Out of curiosity, who is making the music for this game? It sounds great.

16. Centuri0n says:

I’ll waiting for the game, it’s great idea, i wanna play it. When it will be done ?

• marc says:

¯\_(ツ)_/¯

17. John says:

Is there ever a situation where you’re standing near a floating spherinder, and when you rotate the world the spherinder intersects the player?

• marc says:

Kinda? Anything that you can stand right next to in 4d, after rotation it is possible that you collide a bit with it since you are now facing into it. You would have to really be right next to it, which almost never happens. If that happens you just get pushed back.

18. Ari says:

I just decided to check up on this game after suddenly remembering about it. It’s great to see the quality of aesthetics that is being put into this game, such a great concept deserves it! I understand the impatience many people are feeling about the release of this game, but I’m happy to see it released when Marc considers it ready.

19. Daniel H says:

Do you also plan to have duocylinders? I can wrap my head around cubinders and spherinders already, but I think to really get a duocylinder I would need to see i in action; my brain just keeps going “Huh? What?” when I read about them, like it used to for other 4d things.

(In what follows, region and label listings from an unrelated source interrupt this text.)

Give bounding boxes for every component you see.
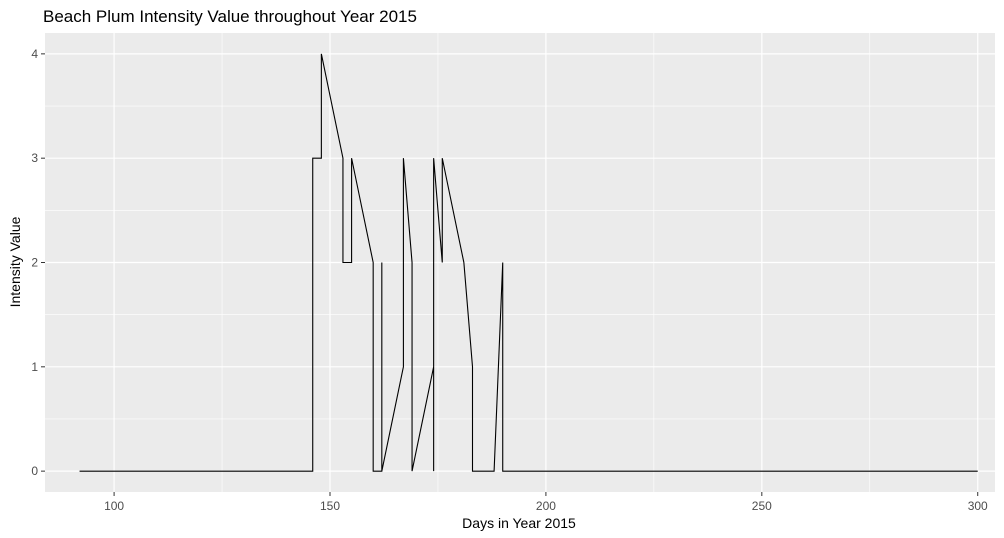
chart-title: Beach Plum Intensity Value throughout Ye…	[43, 7, 417, 26]
y-axis: 0 1 2 3 4	[31, 47, 45, 478]
y-tick-label: 2	[31, 256, 38, 270]
y-tick-label: 4	[31, 47, 38, 61]
series-line	[79, 53, 978, 472]
x-axis: 100 150 200 250 300	[104, 492, 988, 513]
x-tick-label: 100	[104, 499, 124, 513]
x-tick-label: 200	[536, 499, 556, 513]
x-tick-label: 250	[752, 499, 772, 513]
y-tick-label: 0	[31, 464, 38, 478]
x-axis-title: Days in Year 2015	[462, 515, 576, 531]
x-tick-label: 150	[320, 499, 340, 513]
y-axis-title: Intensity Value	[7, 216, 23, 307]
data-layer	[79, 53, 978, 472]
y-tick-label: 3	[31, 151, 38, 165]
y-tick-label: 1	[31, 360, 38, 374]
x-tick-label: 300	[968, 499, 988, 513]
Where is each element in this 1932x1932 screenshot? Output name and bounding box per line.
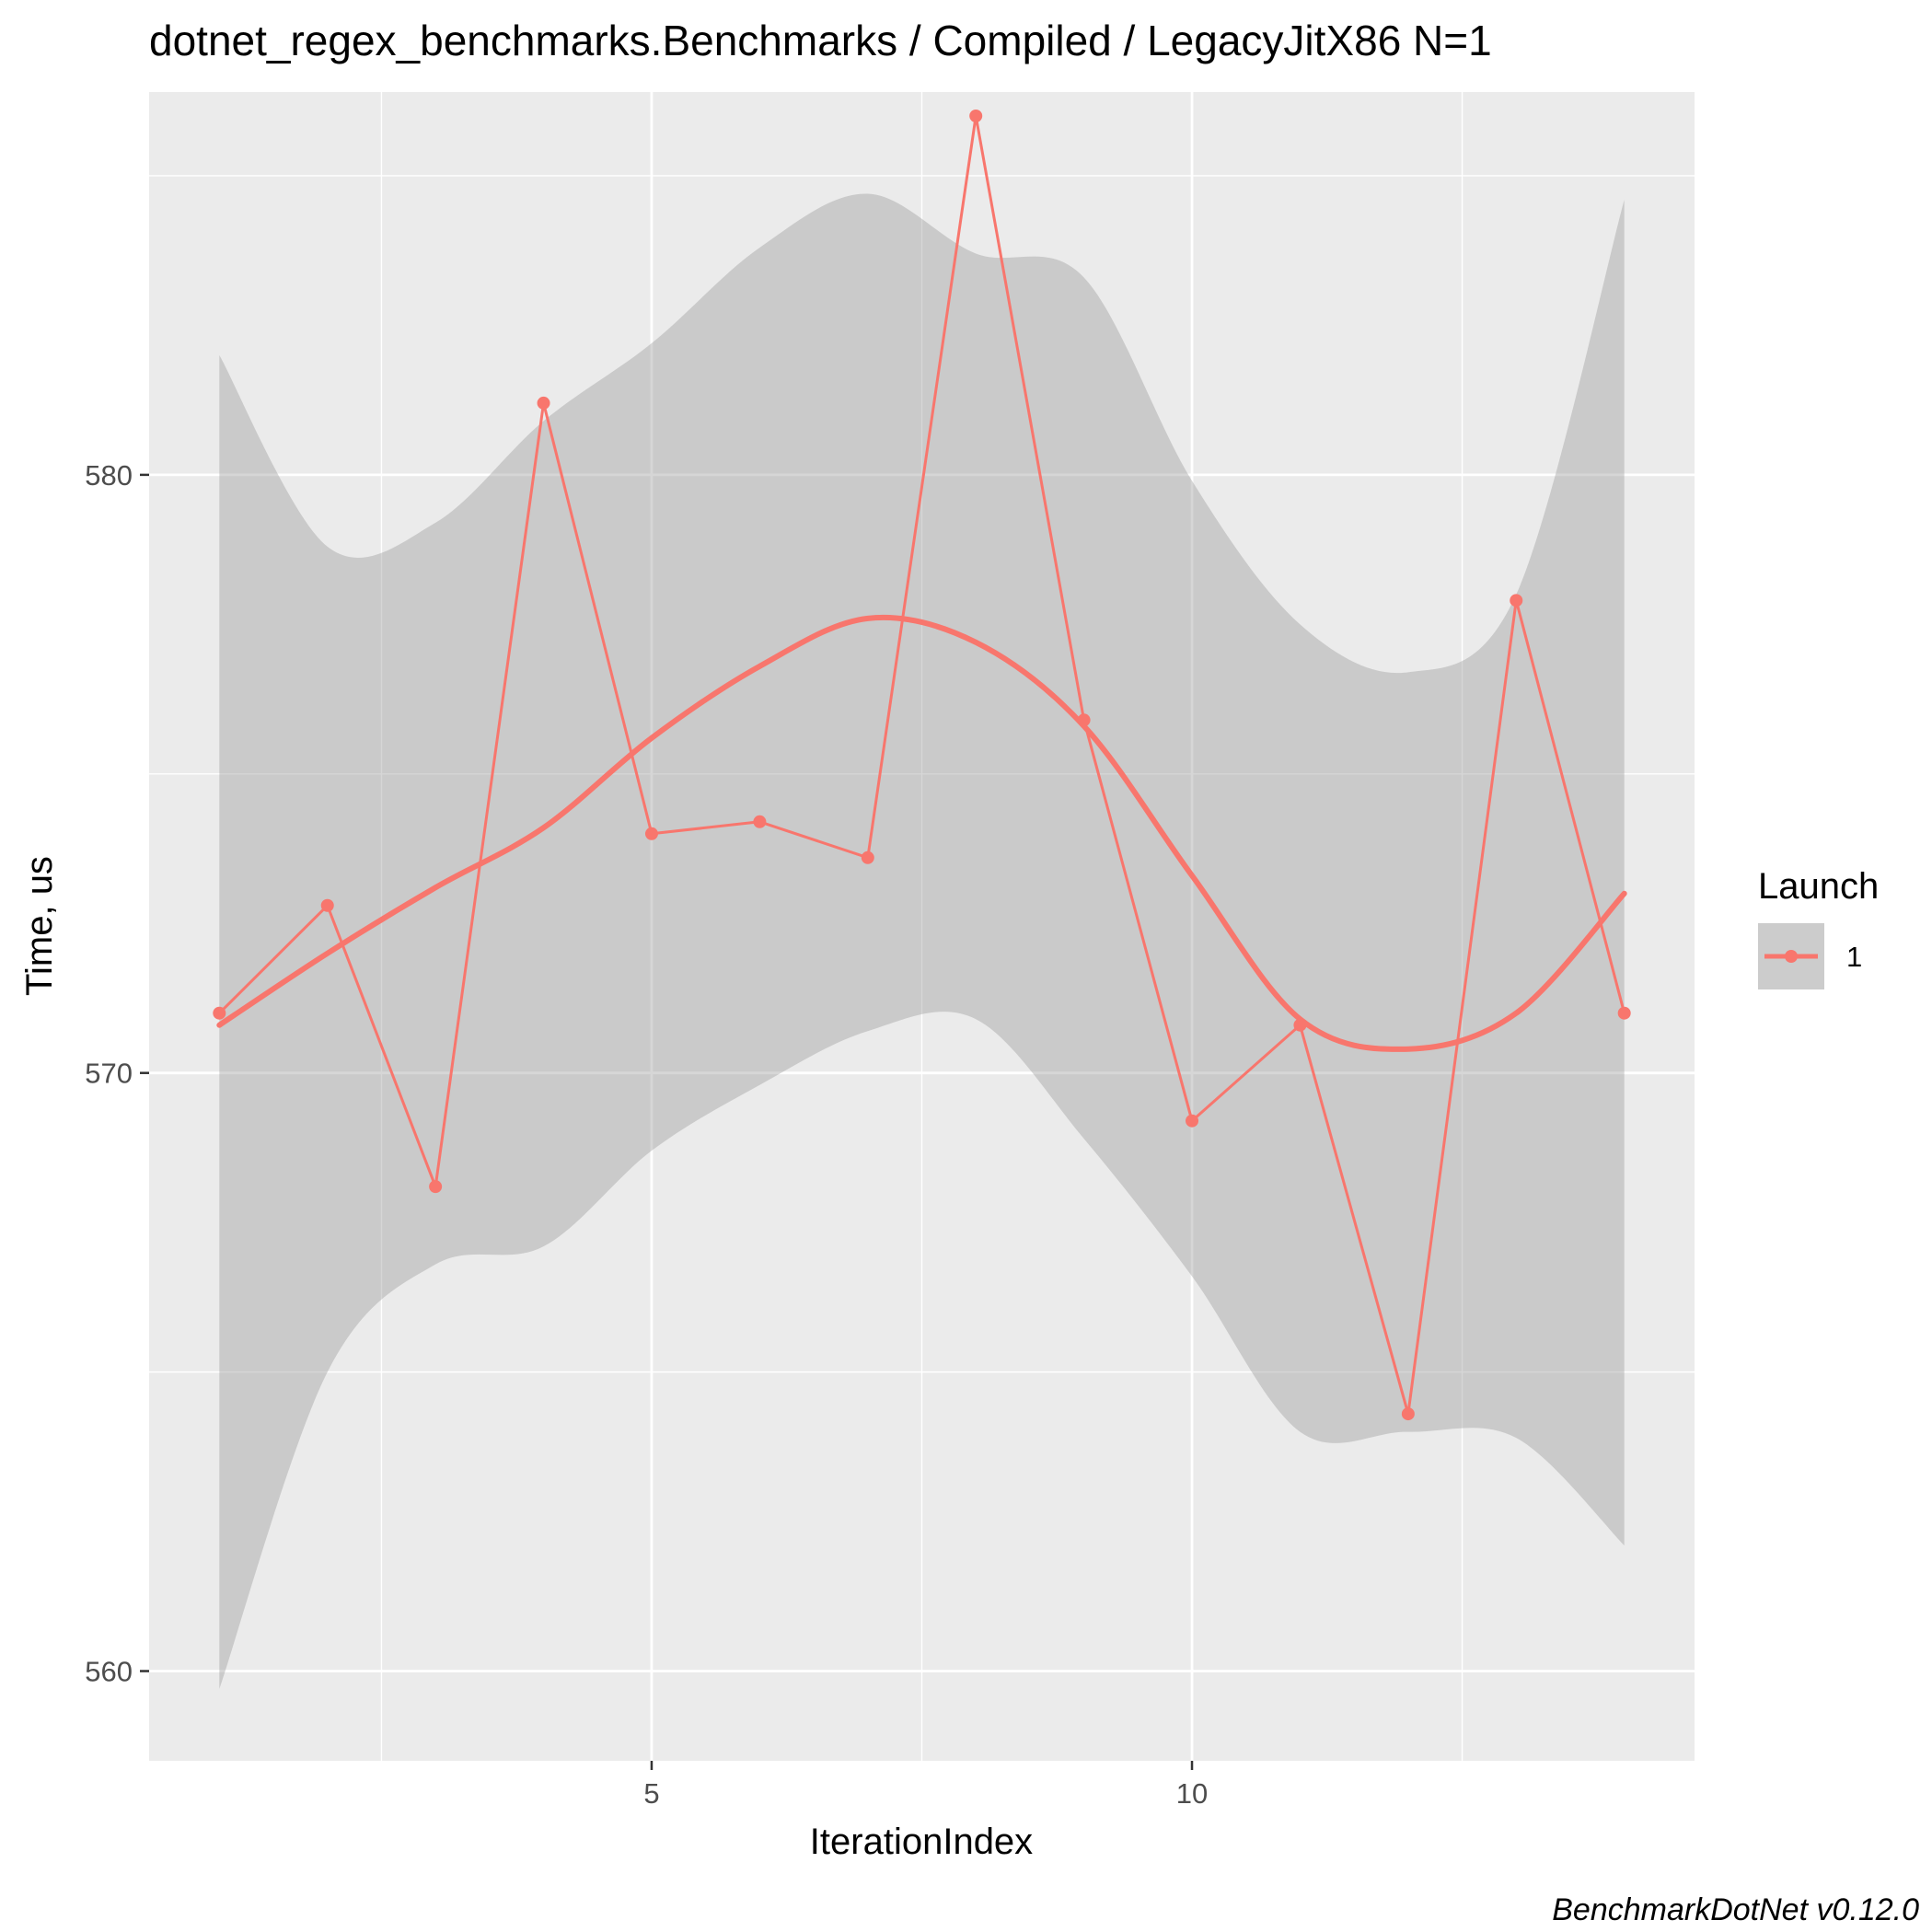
data-point-12 [1401, 1407, 1415, 1421]
x-axis: 5 10 [643, 1761, 1208, 1810]
chart-caption: BenchmarkDotNet v0.12.0 [1552, 1892, 1919, 1927]
grid-minor [149, 92, 1695, 1761]
data-point-11 [1293, 1018, 1307, 1032]
points-layer [213, 109, 1631, 1421]
y-axis-title: Time, us [19, 856, 60, 996]
data-point-7 [861, 850, 874, 864]
data-point-14 [1617, 1006, 1631, 1020]
legend-key-point [1785, 950, 1798, 963]
data-point-6 [753, 815, 767, 828]
legend: Launch 1 [1758, 866, 1879, 989]
legend-label: 1 [1846, 941, 1862, 973]
confidence-band [219, 193, 1625, 1690]
grid-major [149, 92, 1695, 1761]
y-tick-label-1: 570 [85, 1058, 133, 1090]
y-tick-label-0: 560 [85, 1656, 133, 1688]
y-axis: 560 570 580 [85, 459, 149, 1688]
confidence-ribbon [219, 193, 1625, 1690]
series-line-1 [218, 114, 1626, 1416]
data-point-5 [644, 827, 658, 840]
data-point-4 [537, 396, 550, 410]
y-tick-label-2: 580 [85, 459, 133, 492]
data-point-10 [1186, 1114, 1199, 1128]
legend-title: Launch [1758, 866, 1879, 907]
series-layer [218, 114, 1626, 1416]
chart-title: dotnet_regex_benchmarks.Benchmarks / Com… [149, 17, 1492, 64]
data-point-8 [969, 109, 983, 122]
x-axis-title: IterationIndex [810, 1822, 1033, 1862]
data-point-3 [429, 1180, 443, 1194]
data-point-1 [213, 1006, 226, 1020]
smooth-line-1 [216, 614, 1627, 1052]
x-tick-label-1: 10 [1176, 1777, 1208, 1810]
x-tick-label-0: 5 [643, 1777, 659, 1810]
data-point-13 [1510, 594, 1523, 607]
data-point-2 [320, 898, 334, 912]
smooth-layer [216, 614, 1627, 1052]
data-point-9 [1077, 713, 1091, 727]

Anyway, this game looks like it’s going to be great and I can’t wait for it to be out! (That’s not true; I’m waiting mostly patiently because I understand and appreciate that you want it to be polished first, but the waiting is difficult even if it’s worth it).

• marc says:

There are duocylinders in 4D toys if you’d like.

20. mashiro says:

I would like to ask if your 4D game is doing great. Has it been released or demo let me learn?

21. Leonard says:

Hi.
This project is very interesting.
Would you like some 4D-Music to deepen this universe ?

22. Shane Powell says:

I love the idea of this game, and your implementation is probably the only way possible to represent 5d space/time in 2d media. it must be exceptionally hard. I understand the difficulty and will wait patiently for your release. A word of warning though. Don’t fall into the Babbage trap. Babbage was given a grant to build a pulleys and gears computer way back in the 1800’s he kept improving on it trying to get it perfect, his backers kept asking him when it would be done, but he would think of something to add and keep pushing it back. he never got it done, mainly because he could never get it perfect. you are in the same boat. 5D represented on 2D…perfection is not possible. you need to decide what level of imperfection is acceptable.